Pocos afortunados han podido contemplar la imagen mariana de la Virgen del Viso liberada de los armazones y ropajes que ocultan la belleza natural de esta talla gótica. "Es una verdadera belleza", reconoce Celedonio Pérez. A las puertas del santuario que cada Lunes de Pentecostés reúne a los devotos de la comarca, el periodista y cronista oficial de Sanzoles señala en su móvil una imagen que dista de la venerada figura mariana, situada a tan solo unos metros en el camarín elevado sobre el altar mayor. Cubierta por un rostrillo y con unas manos postizas que sustituyen a las originales desaparecidas, la talla luce engalanada en su festividad.

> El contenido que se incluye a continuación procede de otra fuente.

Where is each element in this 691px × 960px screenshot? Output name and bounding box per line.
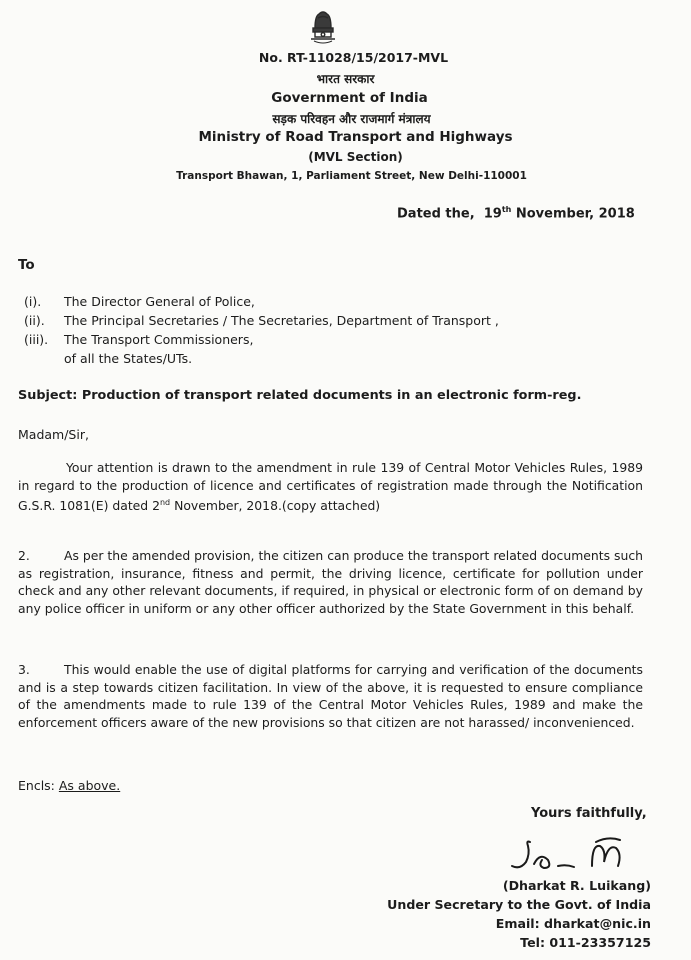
enclosures: Encls: As above.	[18, 778, 121, 793]
signatory-phone: Tel: 011-23357125	[520, 935, 651, 950]
letter-date: Dated the, 19th November, 2018	[397, 205, 635, 222]
paragraph-2: 2. As per the amended provision, the citizen can produce the transport related documents such as registration, insurance, fitness and permit, the driving licence, certificate for pollution under check and any other relevant documents, if required, in physical or electronic form of on demand by any police officer in uniform or any other officer authorized by the State Government in this behalf.	[18, 548, 643, 616]
signature-icon	[508, 836, 638, 876]
paragraph-3: 3. This would enable the use of digital platforms for carrying and verification of the documents and is a step towards citizen facilitation. In view of the above, it is requested to ensure compliance of the amendments made to rule 139 of the Central Motor Vehicles Rules, 1989 and make the enforcement officers aware of the new provisions so that citizen are not harassed/ inconvenienced.	[18, 662, 643, 730]
recipient-item: of all the States/UTs.	[64, 351, 193, 366]
hindi-government: भारत सरकार	[316, 72, 375, 86]
section-name: (MVL Section)	[308, 150, 403, 164]
paragraph-1: Your attention is drawn to the amendment in rule 139 of Central Motor Vehicles Rules, 1989 in regard to the production of licence and certificates of registration made through the Notification G.S.R. 1081(E) dated 2nd November, 2018.(copy attached)	[18, 460, 643, 514]
hindi-ministry: सड़क परिवहन और राजमार्ग मंत्रालय	[272, 112, 431, 126]
file-number: No. RT-11028/15/2017-MVL	[258, 50, 449, 65]
office-address: Transport Bhawan, 1, Parliament Street, New Delhi-110001	[176, 170, 527, 182]
salutation: Madam/Sir,	[18, 427, 89, 442]
national-emblem-icon	[306, 6, 340, 46]
ministry-name: Ministry of Road Transport and Highways	[198, 129, 513, 145]
recipient-item: (ii). The Principal Secretaries / The Secretaries, Department of Transport ,	[24, 313, 499, 328]
recipient-item: (iii). The Transport Commissioners,	[24, 332, 254, 347]
signatory-name: (Dharkat R. Luikang)	[502, 878, 651, 893]
closing: Yours faithfully,	[531, 806, 647, 821]
signatory-designation: Under Secretary to the Govt. of India	[387, 897, 651, 912]
subject-line: Subject: Production of transport related documents in an electronic form-reg.	[18, 388, 582, 403]
recipient-item: (i). The Director General of Police,	[24, 294, 255, 309]
to-label: To	[18, 257, 35, 273]
government-name: Government of India	[271, 90, 428, 106]
signatory-email: Email: dharkat@nic.in	[495, 916, 651, 931]
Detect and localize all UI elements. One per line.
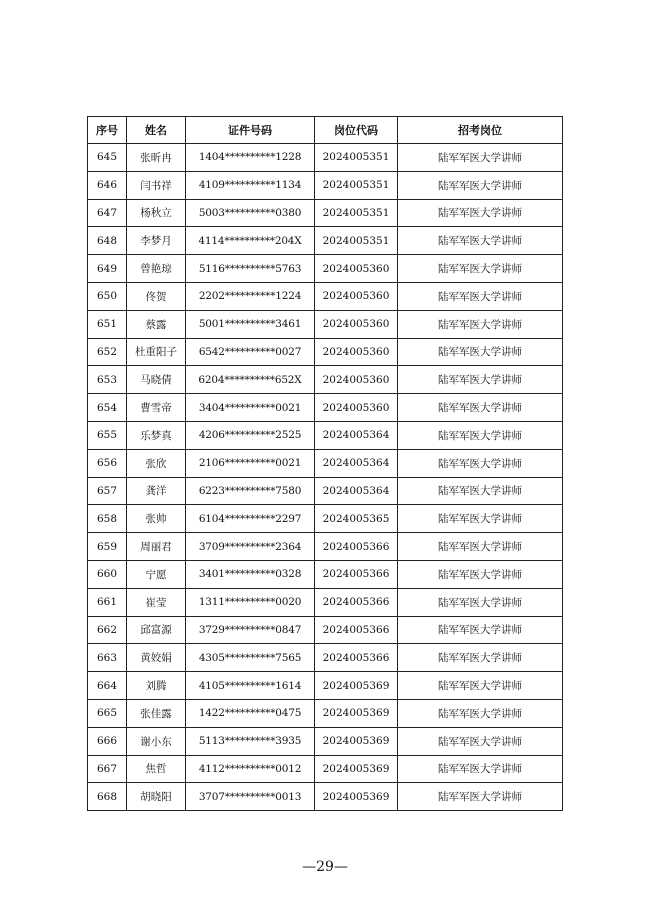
cell-serial: 649 <box>88 255 127 283</box>
cell-id-number: 3401**********0328 <box>186 560 315 588</box>
cell-position-code: 2024005366 <box>315 616 398 644</box>
cell-position: 陆军军医大学讲师 <box>398 644 563 672</box>
cell-position-code: 2024005366 <box>315 588 398 616</box>
cell-position: 陆军军医大学讲师 <box>398 699 563 727</box>
cell-name: 乐梦真 <box>127 421 186 449</box>
cell-id-number: 4305**********7565 <box>186 644 315 672</box>
cell-position-code: 2024005366 <box>315 533 398 561</box>
cell-position-code: 2024005369 <box>315 783 398 811</box>
cell-position: 陆军军医大学讲师 <box>398 255 563 283</box>
cell-position-code: 2024005360 <box>315 310 398 338</box>
cell-position-code: 2024005351 <box>315 144 398 172</box>
cell-name: 张帅 <box>127 505 186 533</box>
cell-position: 陆军军医大学讲师 <box>398 282 563 310</box>
table-header-row <box>88 117 563 144</box>
cell-name: 李梦月 <box>127 227 186 255</box>
cell-position-code: 2024005360 <box>315 366 398 394</box>
cell-id-number: 6104**********2297 <box>186 505 315 533</box>
cell-id-number: 1404**********1228 <box>186 144 315 172</box>
cell-position-code: 2024005364 <box>315 449 398 477</box>
table-row <box>88 533 563 561</box>
cell-id-number: 3707**********0013 <box>186 783 315 811</box>
cell-position-code: 2024005364 <box>315 477 398 505</box>
cell-name: 黄姣娟 <box>127 644 186 672</box>
table-row <box>88 505 563 533</box>
cell-position-code: 2024005351 <box>315 171 398 199</box>
cell-id-number: 5001**********3461 <box>186 310 315 338</box>
cell-serial: 660 <box>88 560 127 588</box>
cell-id-number: 4109**********1134 <box>186 171 315 199</box>
cell-position: 陆军军医大学讲师 <box>398 421 563 449</box>
cell-id-number: 3404**********0021 <box>186 394 315 422</box>
cell-position-code: 2024005360 <box>315 282 398 310</box>
table-row <box>88 588 563 616</box>
table-row <box>88 227 563 255</box>
cell-position: 陆军军医大学讲师 <box>398 477 563 505</box>
cell-serial: 655 <box>88 421 127 449</box>
cell-serial: 650 <box>88 282 127 310</box>
cell-serial: 668 <box>88 783 127 811</box>
table-row <box>88 727 563 755</box>
cell-position-code: 2024005351 <box>315 199 398 227</box>
table-row <box>88 421 563 449</box>
cell-serial: 657 <box>88 477 127 505</box>
header-name: 姓名 <box>127 117 186 144</box>
cell-id-number: 4206**********2525 <box>186 421 315 449</box>
cell-name: 蔡露 <box>127 310 186 338</box>
table-row <box>88 310 563 338</box>
cell-name: 曾艳琼 <box>127 255 186 283</box>
cell-id-number: 2202**********1224 <box>186 282 315 310</box>
cell-position-code: 2024005369 <box>315 755 398 783</box>
cell-name: 杨秋立 <box>127 199 186 227</box>
cell-position-code: 2024005360 <box>315 394 398 422</box>
table-row <box>88 144 563 172</box>
header-position-code: 岗位代码 <box>315 117 398 144</box>
header-position: 招考岗位 <box>398 117 563 144</box>
cell-serial: 648 <box>88 227 127 255</box>
table-row <box>88 783 563 811</box>
cell-position: 陆军军医大学讲师 <box>398 449 563 477</box>
cell-id-number: 4114**********204X <box>186 227 315 255</box>
cell-position-code: 2024005369 <box>315 699 398 727</box>
cell-position-code: 2024005351 <box>315 227 398 255</box>
cell-position: 陆军军医大学讲师 <box>398 533 563 561</box>
cell-id-number: 1422**********0475 <box>186 699 315 727</box>
cell-position-code: 2024005366 <box>315 644 398 672</box>
cell-position: 陆军军医大学讲师 <box>398 505 563 533</box>
table-row <box>88 394 563 422</box>
cell-id-number: 2106**********0021 <box>186 449 315 477</box>
table-row <box>88 255 563 283</box>
cell-serial: 656 <box>88 449 127 477</box>
cell-position: 陆军军医大学讲师 <box>398 560 563 588</box>
table-row <box>88 199 563 227</box>
table-row <box>88 755 563 783</box>
cell-id-number: 3709**********2364 <box>186 533 315 561</box>
cell-serial: 665 <box>88 699 127 727</box>
cell-id-number: 6204**********652X <box>186 366 315 394</box>
cell-serial: 654 <box>88 394 127 422</box>
header-id-number: 证件号码 <box>186 117 315 144</box>
cell-id-number: 1311**********0020 <box>186 588 315 616</box>
cell-serial: 645 <box>88 144 127 172</box>
cell-id-number: 4105**********1614 <box>186 672 315 700</box>
cell-position-code: 2024005364 <box>315 421 398 449</box>
cell-name: 宁愿 <box>127 560 186 588</box>
table-row <box>88 699 563 727</box>
cell-id-number: 6542**********0027 <box>186 338 315 366</box>
cell-id-number: 5113**********3935 <box>186 727 315 755</box>
cell-name: 周丽君 <box>127 533 186 561</box>
cell-id-number: 6223**********7580 <box>186 477 315 505</box>
table-row <box>88 282 563 310</box>
cell-serial: 651 <box>88 310 127 338</box>
cell-name: 佟贺 <box>127 282 186 310</box>
table-row <box>88 171 563 199</box>
cell-position: 陆军军医大学讲师 <box>398 366 563 394</box>
cell-name: 刘腾 <box>127 672 186 700</box>
cell-serial: 647 <box>88 199 127 227</box>
table-body <box>88 144 563 811</box>
cell-position: 陆军军医大学讲师 <box>398 310 563 338</box>
cell-position: 陆军军医大学讲师 <box>398 199 563 227</box>
table-row <box>88 644 563 672</box>
cell-name: 杜重阳子 <box>127 338 186 366</box>
cell-id-number: 4112**********0012 <box>186 755 315 783</box>
cell-serial: 663 <box>88 644 127 672</box>
cell-position: 陆军军医大学讲师 <box>398 144 563 172</box>
cell-serial: 664 <box>88 672 127 700</box>
cell-position-code: 2024005360 <box>315 255 398 283</box>
cell-name: 胡晓阳 <box>127 783 186 811</box>
table-row <box>88 616 563 644</box>
cell-position-code: 2024005360 <box>315 338 398 366</box>
cell-name: 马晓倩 <box>127 366 186 394</box>
cell-position: 陆军军医大学讲师 <box>398 171 563 199</box>
cell-position: 陆军军医大学讲师 <box>398 227 563 255</box>
cell-position: 陆军军医大学讲师 <box>398 588 563 616</box>
cell-name: 闫书祥 <box>127 171 186 199</box>
table-row <box>88 366 563 394</box>
table-row <box>88 477 563 505</box>
cell-name: 谢小东 <box>127 727 186 755</box>
header-serial: 序号 <box>88 117 127 144</box>
cell-position: 陆军军医大学讲师 <box>398 727 563 755</box>
page-number: —29— <box>302 859 348 875</box>
cell-position: 陆军军医大学讲师 <box>398 394 563 422</box>
table-row <box>88 449 563 477</box>
cell-position: 陆军军医大学讲师 <box>398 755 563 783</box>
cell-id-number: 3729**********0847 <box>186 616 315 644</box>
table-row <box>88 338 563 366</box>
cell-position-code: 2024005369 <box>315 727 398 755</box>
cell-position-code: 2024005366 <box>315 560 398 588</box>
cell-serial: 659 <box>88 533 127 561</box>
cell-position-code: 2024005365 <box>315 505 398 533</box>
cell-position: 陆军军医大学讲师 <box>398 338 563 366</box>
cell-position: 陆军军医大学讲师 <box>398 783 563 811</box>
cell-serial: 646 <box>88 171 127 199</box>
cell-serial: 666 <box>88 727 127 755</box>
cell-serial: 652 <box>88 338 127 366</box>
cell-name: 龚洋 <box>127 477 186 505</box>
cell-position: 陆军军医大学讲师 <box>398 672 563 700</box>
cell-serial: 667 <box>88 755 127 783</box>
cell-name: 曹雪帝 <box>127 394 186 422</box>
table-row <box>88 560 563 588</box>
cell-name: 张佳露 <box>127 699 186 727</box>
cell-serial: 653 <box>88 366 127 394</box>
cell-name: 张昕冉 <box>127 144 186 172</box>
cell-name: 张欣 <box>127 449 186 477</box>
cell-id-number: 5003**********0380 <box>186 199 315 227</box>
cell-id-number: 5116**********5763 <box>186 255 315 283</box>
cell-name: 焦哲 <box>127 755 186 783</box>
cell-name: 崔莹 <box>127 588 186 616</box>
candidate-table <box>87 116 563 811</box>
cell-position: 陆军军医大学讲师 <box>398 616 563 644</box>
cell-name: 邱富源 <box>127 616 186 644</box>
cell-serial: 661 <box>88 588 127 616</box>
cell-serial: 662 <box>88 616 127 644</box>
cell-serial: 658 <box>88 505 127 533</box>
cell-position-code: 2024005369 <box>315 672 398 700</box>
table-row <box>88 672 563 700</box>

La llamada de la patrona de la Tierra del Vino se impuso, no sin dificultades, al calor. Bamba, tradicional cenáculo de veneración, vuelve a depositar su voto de confianza en la imagen, siguiendo las palabras del obispo de Zamora. Monseñor Fernando Valera recordaba la importancia de acoger a la Virgen en el "espacio de nuestra vida cotidiana, en nuestras preocupaciones, pobrezas y soledades".

Durante la Misa Mayor, el obispo reconoció su preocupación por el "cansancio de algunas comunidades, la despoblación de nuestros pueblos", así como por la "sensación de que somos pocos y que las fuerzas nos flaquean". Una desesperanza ante la que invitaba a "levantar la mirada" al cerro y "mirador de fe" en el que descansa la Virgen como garante de "la fe y la esperanza".

Mañana de veneración que arrancaba con la primera de las cuatro misas a las nueve de la mañana en una jornada en la que los abanicos fueron progresivamente tomando protagonismo.

Día de fiesta amenizada por los coros hermanados de Madridanos y Moraleja que entonaron los cánticos de alabanza en presencia de fieles y autoridades locales, con el alcalde Ángel Sánchez y su equipo de Gobierno presentes.

Tras ellos, algunos hermanos portan las medallas con la imagen de la patrona. "Este año superamos los 140 hermanos", recuerda Aroa Redondo, tesorera de la asociación cultural Virgen del Viso. Este año, su presidente no ha podido estar presente en un día en el que la devoción huele a incienso, rosquillas de aire y a campo. En la pradera, los más avezados tomaban posiciones entre copas de vino y tablas de embutidos.